The UN, acting on the basis of consensus, created a settlement scheme through special accounts, the expenditure part of which could be directed by the Iranian government only for humanitarian purposes. This option of work was ineffective, Iranian deliveries continued with settlements bypassing this type of account.

In the current situation, reaching a consensus will be quite difficult: China, India, Pakistan and African countries, which are increasing supplies of Russian oil, will need to join the G7 statement, Ms. Orlova believes. One of the potential mechanisms is the issuance of licenses for the transportation and insurance of the transportation of Russian oil, for which it will be necessary to disclose the details of the transaction.

The size of the regulatory discount to Urals could be 30-40%, and at such prices, the cost of buying oil with the introduction of the ceiling is still higher than profitable production even at mature fields in Western Siberia, independent expert Dmitry Kasatkin believes. According to Sergey Kondratyev, deputy head of the economic department of the Institute of Energy and Finance, if the price ceiling is set at $60 per barrel, budget revenues could be reduced by about 20%, and losses could be even greater if the physical volumes of production and exports decrease.

However, according to experts, the introduction of a price ceiling for Russian oil is hardly feasible. According to Maria Belova from Vygon Consulting, this measure looks strange in the context of the EU embargo on Russian oil. Judging by the statements, the price ceiling, like the embargo, will concern maritime supplies, she said, and the imposition of it looks like a “political attempt to save face” if the embargo does not work. The market does not seriously believe in the implementation of this measure – the price of Brent has hardly grown these days, the expert continues, and it is also unclear how such restrictions will be controlled.

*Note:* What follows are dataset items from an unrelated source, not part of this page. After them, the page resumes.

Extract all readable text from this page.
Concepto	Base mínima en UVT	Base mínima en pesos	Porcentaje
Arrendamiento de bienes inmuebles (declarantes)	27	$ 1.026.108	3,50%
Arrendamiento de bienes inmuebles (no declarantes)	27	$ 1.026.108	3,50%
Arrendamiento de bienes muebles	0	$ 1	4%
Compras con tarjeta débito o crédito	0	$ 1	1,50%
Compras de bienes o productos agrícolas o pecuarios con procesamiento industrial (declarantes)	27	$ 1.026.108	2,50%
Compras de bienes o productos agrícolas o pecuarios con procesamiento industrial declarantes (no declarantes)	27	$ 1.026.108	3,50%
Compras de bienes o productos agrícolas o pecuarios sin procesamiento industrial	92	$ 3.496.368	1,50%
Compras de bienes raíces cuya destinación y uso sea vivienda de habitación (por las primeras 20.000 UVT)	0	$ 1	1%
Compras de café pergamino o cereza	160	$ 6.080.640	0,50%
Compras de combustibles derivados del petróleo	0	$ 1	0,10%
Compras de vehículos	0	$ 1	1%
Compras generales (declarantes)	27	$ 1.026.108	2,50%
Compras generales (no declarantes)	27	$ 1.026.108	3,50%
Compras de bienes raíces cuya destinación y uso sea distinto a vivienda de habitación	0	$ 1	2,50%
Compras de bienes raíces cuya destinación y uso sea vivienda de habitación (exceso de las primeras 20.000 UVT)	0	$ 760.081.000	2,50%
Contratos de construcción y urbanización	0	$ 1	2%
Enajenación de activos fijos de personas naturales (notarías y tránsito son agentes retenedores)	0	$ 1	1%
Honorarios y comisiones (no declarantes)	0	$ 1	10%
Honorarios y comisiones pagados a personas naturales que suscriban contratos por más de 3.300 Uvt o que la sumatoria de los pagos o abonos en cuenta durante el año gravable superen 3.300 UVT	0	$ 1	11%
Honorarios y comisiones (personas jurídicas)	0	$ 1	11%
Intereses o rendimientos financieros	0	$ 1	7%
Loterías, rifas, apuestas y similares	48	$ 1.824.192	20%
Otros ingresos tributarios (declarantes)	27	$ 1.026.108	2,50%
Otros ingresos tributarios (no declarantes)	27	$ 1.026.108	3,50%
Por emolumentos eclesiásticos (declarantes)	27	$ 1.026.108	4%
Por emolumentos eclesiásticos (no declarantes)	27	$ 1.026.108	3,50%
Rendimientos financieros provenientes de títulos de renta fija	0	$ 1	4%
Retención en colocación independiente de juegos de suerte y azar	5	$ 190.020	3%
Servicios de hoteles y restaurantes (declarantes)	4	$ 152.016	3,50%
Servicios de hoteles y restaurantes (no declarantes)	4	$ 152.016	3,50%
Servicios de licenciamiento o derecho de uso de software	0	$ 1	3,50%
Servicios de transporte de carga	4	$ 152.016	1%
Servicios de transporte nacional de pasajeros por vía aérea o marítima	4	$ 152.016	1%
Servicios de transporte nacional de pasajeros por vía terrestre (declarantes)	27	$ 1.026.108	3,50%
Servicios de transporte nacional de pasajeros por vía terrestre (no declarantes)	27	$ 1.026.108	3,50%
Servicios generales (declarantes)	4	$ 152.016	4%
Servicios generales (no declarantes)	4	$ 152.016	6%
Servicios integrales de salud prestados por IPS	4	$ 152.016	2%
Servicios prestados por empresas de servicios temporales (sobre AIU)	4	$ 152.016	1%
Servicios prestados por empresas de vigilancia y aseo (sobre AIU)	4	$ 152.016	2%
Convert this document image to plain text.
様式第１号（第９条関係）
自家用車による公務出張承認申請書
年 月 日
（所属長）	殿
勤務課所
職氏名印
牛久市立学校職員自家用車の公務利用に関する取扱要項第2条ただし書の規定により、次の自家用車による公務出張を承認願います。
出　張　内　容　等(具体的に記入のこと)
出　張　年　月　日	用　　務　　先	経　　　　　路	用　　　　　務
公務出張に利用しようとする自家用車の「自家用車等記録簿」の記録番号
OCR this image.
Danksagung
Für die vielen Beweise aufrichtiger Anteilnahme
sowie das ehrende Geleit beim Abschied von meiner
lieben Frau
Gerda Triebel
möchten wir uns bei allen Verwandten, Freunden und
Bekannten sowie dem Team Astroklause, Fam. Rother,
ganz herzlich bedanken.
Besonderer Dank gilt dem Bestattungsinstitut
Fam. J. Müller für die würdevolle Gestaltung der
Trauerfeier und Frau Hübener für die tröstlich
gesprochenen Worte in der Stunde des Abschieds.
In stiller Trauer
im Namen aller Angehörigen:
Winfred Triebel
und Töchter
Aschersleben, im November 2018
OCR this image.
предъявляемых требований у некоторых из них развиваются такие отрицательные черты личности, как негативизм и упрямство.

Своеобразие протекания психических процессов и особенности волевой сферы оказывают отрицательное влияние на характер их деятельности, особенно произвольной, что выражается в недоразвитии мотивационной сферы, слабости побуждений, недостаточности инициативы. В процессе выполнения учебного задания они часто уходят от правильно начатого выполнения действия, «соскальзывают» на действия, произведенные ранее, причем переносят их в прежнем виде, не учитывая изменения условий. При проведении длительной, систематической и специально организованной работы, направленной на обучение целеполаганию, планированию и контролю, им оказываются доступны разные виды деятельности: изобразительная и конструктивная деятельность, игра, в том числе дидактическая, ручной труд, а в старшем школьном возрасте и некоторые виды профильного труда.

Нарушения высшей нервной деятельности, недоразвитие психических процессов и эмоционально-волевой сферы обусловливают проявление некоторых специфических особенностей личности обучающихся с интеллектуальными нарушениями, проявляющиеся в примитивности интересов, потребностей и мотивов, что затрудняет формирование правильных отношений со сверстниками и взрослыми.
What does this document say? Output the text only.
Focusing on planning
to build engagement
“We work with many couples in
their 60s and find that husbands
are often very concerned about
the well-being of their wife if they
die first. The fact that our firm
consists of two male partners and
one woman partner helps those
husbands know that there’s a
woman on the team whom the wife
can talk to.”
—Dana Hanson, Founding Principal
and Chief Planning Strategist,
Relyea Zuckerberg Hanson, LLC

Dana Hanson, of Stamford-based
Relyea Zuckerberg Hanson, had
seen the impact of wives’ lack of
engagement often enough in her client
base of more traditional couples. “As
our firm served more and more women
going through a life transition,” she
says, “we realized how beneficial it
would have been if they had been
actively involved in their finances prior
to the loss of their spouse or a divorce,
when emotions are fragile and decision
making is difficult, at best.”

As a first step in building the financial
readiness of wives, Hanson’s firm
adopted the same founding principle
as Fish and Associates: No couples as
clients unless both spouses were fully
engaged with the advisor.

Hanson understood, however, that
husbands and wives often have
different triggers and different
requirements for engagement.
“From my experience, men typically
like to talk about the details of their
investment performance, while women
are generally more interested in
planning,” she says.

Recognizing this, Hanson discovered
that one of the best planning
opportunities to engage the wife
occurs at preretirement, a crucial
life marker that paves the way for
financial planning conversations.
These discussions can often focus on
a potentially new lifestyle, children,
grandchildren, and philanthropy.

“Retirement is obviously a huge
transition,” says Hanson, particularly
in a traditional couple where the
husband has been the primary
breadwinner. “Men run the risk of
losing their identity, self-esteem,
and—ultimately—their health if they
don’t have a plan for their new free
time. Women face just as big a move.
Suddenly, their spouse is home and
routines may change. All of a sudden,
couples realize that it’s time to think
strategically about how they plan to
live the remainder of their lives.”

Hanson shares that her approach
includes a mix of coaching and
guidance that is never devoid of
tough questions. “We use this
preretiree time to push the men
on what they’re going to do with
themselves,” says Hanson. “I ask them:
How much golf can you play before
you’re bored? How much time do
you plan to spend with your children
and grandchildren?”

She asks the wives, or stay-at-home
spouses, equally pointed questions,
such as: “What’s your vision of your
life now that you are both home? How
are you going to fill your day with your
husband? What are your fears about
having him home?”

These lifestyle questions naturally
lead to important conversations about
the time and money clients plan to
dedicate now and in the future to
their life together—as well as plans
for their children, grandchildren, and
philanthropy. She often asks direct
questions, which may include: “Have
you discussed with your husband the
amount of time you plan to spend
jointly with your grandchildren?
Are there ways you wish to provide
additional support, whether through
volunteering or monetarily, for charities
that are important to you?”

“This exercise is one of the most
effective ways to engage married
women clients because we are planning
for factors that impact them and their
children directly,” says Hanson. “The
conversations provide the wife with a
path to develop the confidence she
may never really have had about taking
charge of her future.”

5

“The G7 group of countries does not have its own legislative body and is not an international organization as such,” says Irina Chebotareva, head of the inter-jurisdictional dispute resolution practice, head of the K&P.Law office in Cyprus. sovereign states separately, based on their internal procedure. In fact, she notes, such an agreement is only a proposal for the participating countries and a signal for other foreign states who may be affected by such initiatives. It is difficult to say what format further work will take, most likely, this is the subject of cooperation between national authorities (ministries of finance), Ekaterina Makeeva, head of the sanctions practice at A-PRO, notes, citing an example of such consolidated work in another area – the creation of a special group to freeze assets Russian oligarchs and coordination of this work with the G7.